Sunday 15 August 2010

From the City Vision website:
C&R’s plan to forcibly remove Monte Cecilia School has now exploded as a major campaign issue. This scathing Herald editorial accurately reflects the view of most Aucklanders – we’re happy to invest in the new gallery, but it is utterly unacceptable for the much loved school to be forcibly evicted at a cost of tens of millions of dollars of public money, when it just doesn’t need to happen.
City Vision, Roskill Community Voice, and Phil Goff at Monte ProtestOn Saturday the dividing lines became very clear. The new gallery was opened with a ritzy function.
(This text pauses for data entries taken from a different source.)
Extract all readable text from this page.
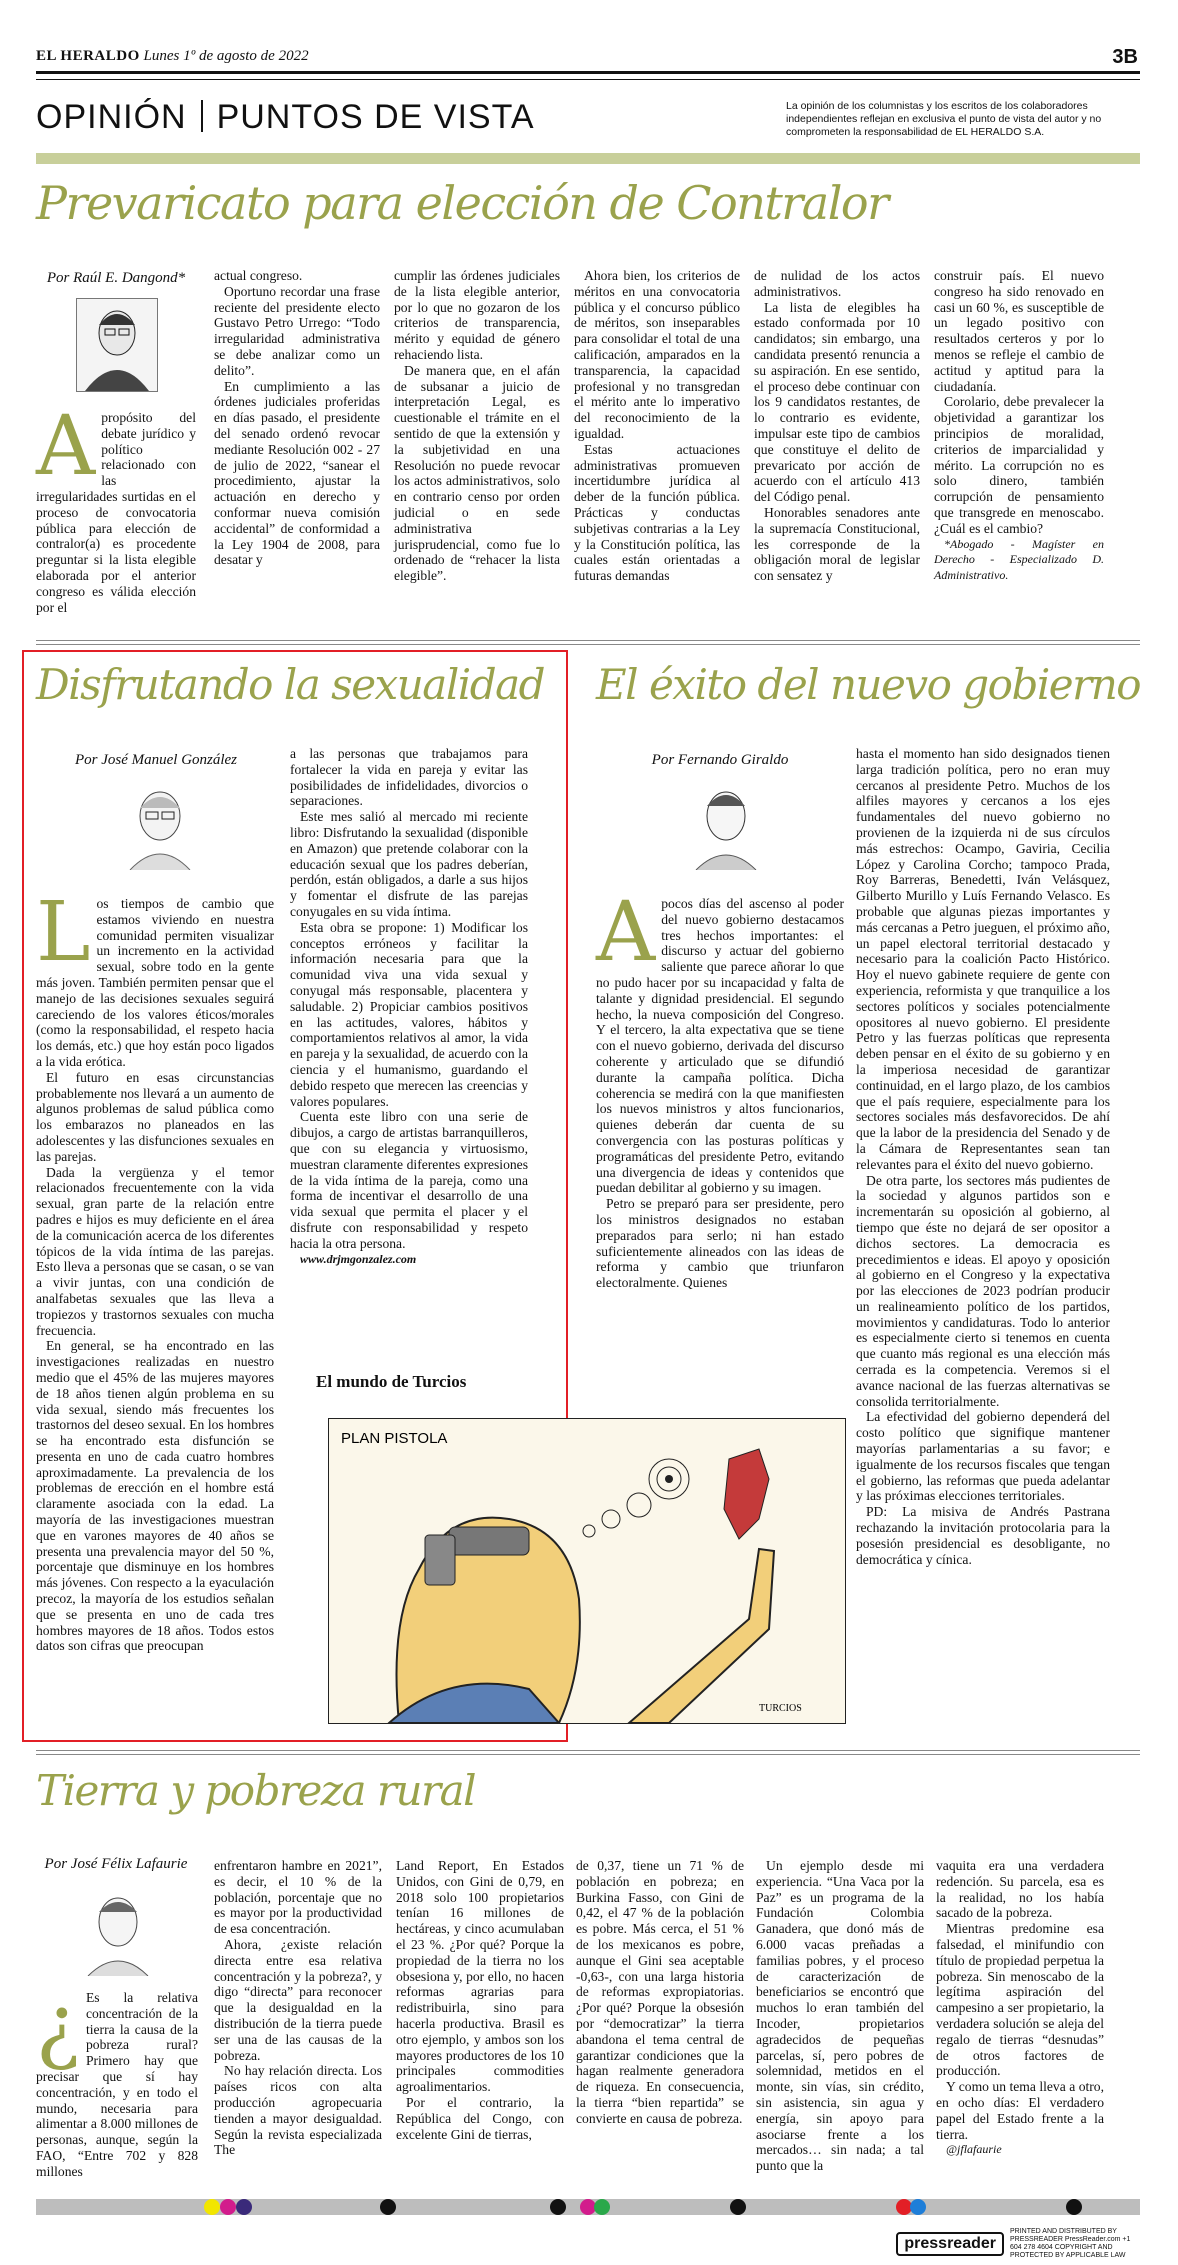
EL HERALDO Lunes 1º de agosto de 2022	3B
OPINIÓN PUNTOS DE VISTA	La opinión de los columnistas y los escritos de los colaboradores independientes reflejan en exclusiva el punto de vista del autor y no comprometen la responsabilidad de EL HERALDO S.A.
Prevaricato para elección de Contralor
Por Raúl E. Dangond*
Apropósito del debate jurídico y político relacionado con las irregularidades surtidas en el proceso de convocatoria pública para elección de contralor(a) es procedente preguntar si la lista elegible elaborada por el anterior congreso es válida elección por el

actual congreso.

Oportuno recordar una frase reciente del presidente electo Gustavo Petro Urrego: “Todo irregularidad administrativa se debe analizar como un delito”.

En cumplimiento a las órdenes judiciales proferidas en días pasado, el presidente del senado ordenó revocar mediante Resolución 002 - 27 de julio de 2022, “sanear el procedimiento, ajustar la actuación en derecho y conformar nueva comisión accidental” de conformidad a la Ley 1904 de 2008, para desatar y

cumplir las órdenes judiciales de la lista elegible anterior, por lo que no gozaron de los criterios de transparencia, mérito y equidad de género rehaciendo lista.

De manera que, en el afán de subsanar a juicio de interpretación Legal, es cuestionable el trámite en el sentido de que la extensión y la subjetividad en una Resolución no puede revocar los actos administrativos, solo en contrario censo por orden judicial o en sede administrativa jurisprudencial, como fue lo ordenado de “rehacer la lista elegible”.

Ahora bien, los criterios de méritos en una convocatoria pública y el concurso público de méritos, son inseparables para consolidar el total de una calificación, amparados en la transparencia, la capacidad profesional y no transgredan el mérito ante lo imperativo del reconocimiento de la igualdad.

Estas actuaciones administrativas promueven incertidumbre jurídica al deber de la función pública. Prácticas y conductas subjetivas contrarias a la Ley y la Constitución política, las cuales están orientadas a futuras demandas

de nulidad de los actos administrativos.

La lista de elegibles ha estado conformada por 10 candidatos; sin embargo, una candidata presentó renuncia a su aspiración. En ese sentido, el proceso debe continuar con los 9 candidatos restantes, de lo contrario es evidente, impulsar este tipo de cambios que constituye el delito de prevaricato por acción de acuerdo con el artículo 413 del Código penal.

Honorables senadores ante la supremacía Constitucional, les corresponde de la obligación moral de legislar con sensatez y

construir país. El nuevo congreso ha sido renovado en casi un 60 %, es susceptible de un legado positivo con resultados certeros y por lo menos se refleje el cambio de actitud y aptitud para la ciudadanía.

Corolario, debe prevalecer la objetividad a garantizar los principios de moralidad, criterios de imparcialidad y mérito. La corrupción no es solo dinero, también corrupción de pensamiento que transgrede en menoscabo. ¿Cuál es el cambio?

*Abogado - Magíster en Derecho - Especializado D. Administrativo.

Disfrutando la sexualidad
Por José Manuel González

Los tiempos de cambio que estamos viviendo en nuestra comunidad permiten visualizar un incremento en la actividad sexual, sobre todo en la gente más joven. También permiten pensar que el manejo de las decisiones sexuales seguirá careciendo de los valores éticos/morales (como la responsabilidad, el respeto hacia los demás, etc.) que hoy están poco ligados a la vida erótica.

El futuro en esas circunstancias probablemente nos llevará a un aumento de algunos problemas de salud pública como los embarazos no planeados en las adolescentes y las disfunciones sexuales en las parejas.

Dada la vergüenza y el temor relacionados frecuentemente con la vida sexual, gran parte de la relación entre padres e hijos es muy deficiente en el área de la comunicación acerca de los diferentes tópicos de la vida íntima de las parejas. Esto lleva a personas que se casan, o se van a vivir juntas, con una condición de analfabetas sexuales que las lleva a tropiezos y trastornos sexuales con mucha frecuencia.

En general, se ha encontrado en las investigaciones realizadas en nuestro medio que el 45% de las mujeres mayores de 18 años tienen algún problema en su vida sexual, siendo más frecuentes los trastornos del deseo sexual. En los hombres se ha encontrado esta disfunción se presenta en uno de cada cuatro hombres aproximadamente. La prevalencia de los problemas de erección en el hombre está claramente asociada con la edad. La mayoría de las investigaciones muestran que en varones mayores de 40 años se presenta una prevalencia mayor del 50 %, porcentaje que disminuye en los hombres más jóvenes. Con respecto a la eyaculación precoz, la mayoría de los estudios señalan que se presenta en uno de cada tres hombres mayores de 18 años. Todos estos datos son cifras que preocupan

a las personas que trabajamos para fortalecer la vida en pareja y evitar las posibilidades de infidelidades, divorcios o separaciones.

Este mes salió al mercado mi reciente libro: Disfrutando la sexualidad (disponible en Amazon) que pretende colaborar con la educación sexual que los padres deberían, perdón, están obligados, a darle a sus hijos y fomentar el disfrute de las parejas conyugales en su vida íntima.

Esta obra se propone: 1) Modificar los conceptos erróneos y facilitar la información necesaria para que la comunidad viva una vida sexual y conyugal más responsable, placentera y saludable. 2) Propiciar cambios positivos en las actitudes, valores, hábitos y comportamientos relativos al amor, la vida en pareja y la sexualidad, de acuerdo con la ciencia y el humanismo, guardando el debido respeto que merecen las creencias y valores populares.

Cuenta este libro con una serie de dibujos, a cargo de artistas barranquilleros, que con su elegancia y virtuosismo, muestran claramente diferentes expresiones de la vida íntima de la pareja, como una forma de incentivar el desarrollo de una vida sexual que permita el placer y el disfrute con responsabilidad y respeto hacia la otra persona.

www.drjmgonzalez.com

El mundo de Turcios
PLAN PISTOLA
TURCIOS
El éxito del nuevo gobierno
Por Fernando Giraldo

Apocos días del ascenso al poder del nuevo gobierno destacamos tres hechos importantes: el discurso y actuar del gobierno saliente que parece añorar lo que no pudo hacer por su incapacidad y falta de talante y dignidad presidencial. El segundo hecho, la nueva composición del Congreso. Y el tercero, la alta expectativa que se tiene con el nuevo gobierno, derivada del discurso coherente y articulado que se difundió durante la campaña política. Dicha coherencia se medirá con la que manifiesten los nuevos ministros y altos funcionarios, quienes deberán dar cuenta de su convergencia con las posturas políticas y programáticas del presidente Petro, evitando una divergencia de ideas y contenidos que puedan debilitar al gobierno y su imagen.

Petro se preparó para ser presidente, pero los ministros designados no estaban preparados para serlo; ni han estado suficientemente alineados con las ideas de reforma y cambio que triunfaron electoralmente. Quienes

hasta el momento han sido designados tienen larga tradición política, pero no eran muy cercanos al presidente Petro. Muchos de los alfiles mayores y cercanos a los ejes fundamentales del nuevo gobierno no provienen de la izquierda ni de sus círculos más estrechos: Ocampo, Gaviria, Cecilia López y Carolina Corcho; tampoco Prada, Roy Barreras, Benedetti, Iván Velásquez, Gilberto Murillo y Luís Fernando Velasco. Es probable que algunas piezas importantes y más cercanas a Petro jueguen, el próximo año, un papel electoral territorial destacado y necesario para la coalición Pacto Histórico. Hoy el nuevo gabinete requiere de gente con experiencia, reformista y que tranquilice a los sectores políticos y sociales potencialmente opositores al nuevo gobierno. El presidente Petro y las fuerzas políticas que representa deben pensar en el éxito de su gobierno y en la imperiosa necesidad de garantizar continuidad, en el largo plazo, de los cambios que el país requiere, especialmente para los sectores sociales más desfavorecidos. De ahí que la labor de la presidencia del Senado y de la Cámara de Representantes sean tan relevantes para el éxito del nuevo gobierno.

De otra parte, los sectores más pudientes de la sociedad y algunos partidos son e incrementarán su oposición al gobierno, al tiempo que éste no dejará de ser opositor a dichos sectores. La democracia es precedimientos e ideas. El apoyo y oposición al gobierno en el Congreso y la expectativa por las elecciones de 2023 podrían producir un realineamiento político de los partidos, movimientos y candidaturas. Todo lo anterior es especialmente cierto si tenemos en cuenta que cuanto más regional es una elección más cerrada es la competencia. Veremos si el avance nacional de las fuerzas alternativas se consolida territorialmente.

La efectividad del gobierno dependerá del costo político que signifique mantener mayorías parlamentarias a su favor; e igualmente de los recursos fiscales que tengan el gobierno, las reformas que pueda adelantar y las próximas elecciones territoriales.

PD: La misiva de Andrés Pastrana rechazando la invitación protocolaria para la posesión presidencial es desobligante, no democrática y cínica.

Tierra y pobreza rural
Por José Félix Lafaurie
¿ Es la relativa concentración de la tierra la causa de la pobreza rural? Primero hay que precisar que sí hay concentración, y en todo el mundo, necesaria para alimentar a 8.000 millones de personas, aunque, según la FAO, “Entre 702 y 828 millones

enfrentaron hambre en 2021”, es decir, el 10 % de la población, porcentaje que no es mayor por la productividad de esa concentración.

Ahora, ¿existe relación directa entre esa relativa concentración y la pobreza?, y digo “directa” para reconocer que la desigualdad en la distribución de la tierra puede ser una de las causas de la pobreza.

No hay relación directa. Los países ricos con alta producción agropecuaria tienden a mayor desigualdad. Según la revista especializada The

Land Report, En Estados Unidos, con Gini de 0,79, en 2018 solo 100 propietarios tenían 16 millones de hectáreas, y cinco acumulaban el 23 %. ¿Por qué? Porque la propiedad de la tierra no los obsesiona y, por ello, no hacen reformas agrarias para redistribuirla, sino para hacerla productiva. Brasil es otro ejemplo, y ambos son los mayores productores de los 10 principales commodities agroalimentarios.

Por el contrario, la República del Congo, con excelente Gini de tierras,

de 0,37, tiene un 71 % de población en pobreza; en Burkina Fasso, con Gini de 0,42, el 47 % de la población es pobre. Más cerca, el 51 % de los mexicanos es pobre, aunque el Gini sea aceptable -0,63-, con una larga historia de reformas expropiatorias. ¿Por qué? Porque la obsesión por “democratizar” la tierra abandona el tema central de garantizar condiciones que la hagan realmente generadora de riqueza. En consecuencia, la tierra “bien repartida” se convierte en causa de pobreza.

Un ejemplo desde mi experiencia. “Una Vaca por la Paz” es un programa de la Fundación Colombia Ganadera, que donó más de 6.000 vacas preñadas a familias pobres, y el proceso de caracterización de beneficiarios se encontró que muchos lo eran también del Incoder, propietarios agradecidos de pequeñas parcelas, sí, pero pobres de solemnidad, metidos en el monte, sin vías, sin crédito, sin asistencia, sin agua y energía, sin apoyo para asociarse frente a los mercados… sin nada; a tal punto que la

vaquita era una verdadera redención. Su parcela, esa es la realidad, no los había sacado de la pobreza.

Mientras predomine esa falsedad, el minifundio con título de propiedad perpetua la pobreza. Sin menoscabo de la legítima aspiración del campesino a ser propietario, la verdadera solución se aleja del regalo de tierras “desnudas” de otros factores de producción.

Y como un tema lleva a otro, en ocho días: El verdadero papel del Estado frente a la tierra.

@jflafaurie

pressreaderPRINTED AND DISTRIBUTED BY PRESSREADER PressReader.com +1 604 278 4604 COPYRIGHT AND PROTECTED BY APPLICABLE LAW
The very important people of Auckland attended; many bussed to the venue in tinted MPV’s, no doubt paid for with more public money.
Just across from the gallery, the Monte Cecilia School Community gathered for a family fun day, and to mount a peaceful protest. The numbers swelled despite the bad weather, and the sense of total anger and grief at the potential loss of the school was visceral. Len Brown met with school leaders and expressed his concern about the cost to ratepayers, the impact on the school, and whether there is an on-site compromise option.
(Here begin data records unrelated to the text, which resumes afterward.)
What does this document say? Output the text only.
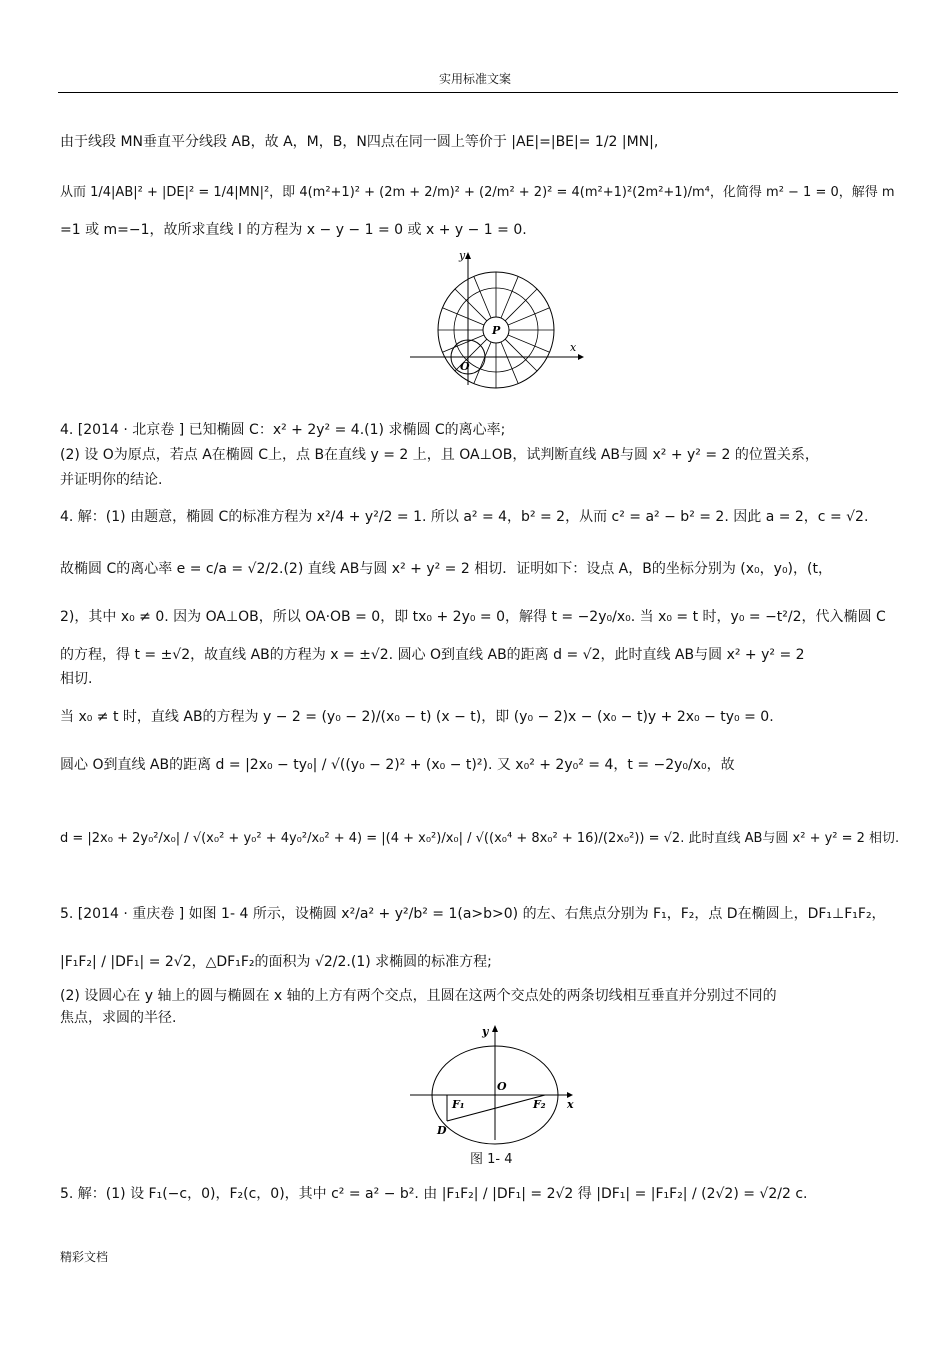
实用标准文案
由于线段 MN垂直平分线段 AB，故 A，M，B，N四点在同一圆上等价于 |AE|=|BE|= 1/2 |MN|,
从而 1/4|AB|² + |DE|² = 1/4|MN|²，即 4(m²+1)² + (2m + 2/m)² + (2/m² + 2)² = 4(m²+1)²(2m²+1)/m⁴，化简得 m² − 1 = 0，解得 m
=1 或 m=−1，故所求直线 l 的方程为 x − y − 1 = 0 或 x + y − 1 = 0.
4. [2014 · 北京卷 ] 已知椭圆 C：x² + 2y² = 4.(1) 求椭圆 C的离心率;
(2) 设 O为原点，若点 A在椭圆 C上，点 B在直线 y = 2 上，且 OA⊥OB，试判断直线 AB与圆 x² + y² = 2 的位置关系，
并证明你的结论.
4. 解：(1) 由题意，椭圆 C的标准方程为 x²/4 + y²/2 = 1. 所以 a² = 4，b² = 2，从而 c² = a² − b² = 2. 因此 a = 2，c = √2.
故椭圆 C的离心率 e = c/a = √2/2.(2) 直线 AB与圆 x² + y² = 2 相切．证明如下：设点 A，B的坐标分别为 (x₀，y₀)，(t，
2)，其中 x₀ ≠ 0. 因为 OA⊥OB，所以 OA·OB = 0，即 tx₀ + 2y₀ = 0，解得 t = −2y₀/x₀. 当 x₀ = t 时，y₀ = −t²/2，代入椭圆 C
的方程，得 t = ±√2，故直线 AB的方程为 x = ±√2. 圆心 O到直线 AB的距离 d = √2，此时直线 AB与圆 x² + y² = 2
相切.
当 x₀ ≠ t 时，直线 AB的方程为 y − 2 = (y₀ − 2)/(x₀ − t) (x − t)，即 (y₀ − 2)x − (x₀ − t)y + 2x₀ − ty₀ = 0.
圆心 O到直线 AB的距离 d = |2x₀ − ty₀| / √((y₀ − 2)² + (x₀ − t)²). 又 x₀² + 2y₀² = 4，t = −2y₀/x₀，故
d = |2x₀ + 2y₀²/x₀| / √(x₀² + y₀² + 4y₀²/x₀² + 4) = |(4 + x₀²)/x₀| / √((x₀⁴ + 8x₀² + 16)/(2x₀²)) = √2. 此时直线 AB与圆 x² + y² = 2 相切.
5. [2014 · 重庆卷 ] 如图 1- 4 所示，设椭圆 x²/a² + y²/b² = 1(a>b>0) 的左、右焦点分别为 F₁，F₂，点 D在椭圆上，DF₁⊥F₁F₂，
|F₁F₂| / |DF₁| = 2√2，△DF₁F₂的面积为 √2/2.(1) 求椭圆的标准方程;
(2) 设圆心在 y 轴上的圆与椭圆在 x 轴的上方有两个交点，且圆在这两个交点处的两条切线相互垂直并分别过不同的
焦点，求圆的半径.
5. 解：(1) 设 F₁(−c，0)，F₂(c，0)，其中 c² = a² − b². 由 |F₁F₂| / |DF₁| = 2√2 得 |DF₁| = |F₁F₂| / (2√2) = √2/2 c.
y
x
P
O
y
x
O
F₁	F₂
D
图 1- 4
精彩文档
The school community just cannot understand why John Banks, David Hay, and C&R are so hell-bent on uprooting the school at an enormous cost, when it is so unnecessary. The community has put forward proposals to move the school buildings to a small 1 hectare block of the park, out of the way of the gallery. This proposal would allow the park, the gallery, and the school to comfortably co-exist, and would cost about one tenth of C&R’s current plans.
At every step of the way however, any attempts to engage in a genuine discussion about alternative options have been shut down by Hay and C&R. Their arrogance was on full display on Saturday as first, Banks and Hay attempted to smile and wave to the protestors as if the whole issue was a joke, and then secondly as a stream of C&R candidates came to talk to the crowd as proceedings were winding down. Christine Fletcher, and Roskill Community Board member Nigel Turnbull attempted to soft-pedal the issue, promising more consultation after the election, and stating that they didn’t want to “politicise” the issue.
What they hadn’t counted on was the commitment of the Friends of Monte to the cause, and their unwillingness to be shrugged off. Politics is about how we make decisions in our community, and this is a political issue. The abuse of process, the sidelining of a whole community, and the enormous and as yet un-tallied cost of the project are all intensely political issues.
In Mt Roskill and across Auckland, voters have a chance to make their own political judgment. Back C&R who have forced this project through at $40 million and counting, or back City Vision for Council and Roskill Community Voice for Local Board, who have pledged to stand with the community against this madness.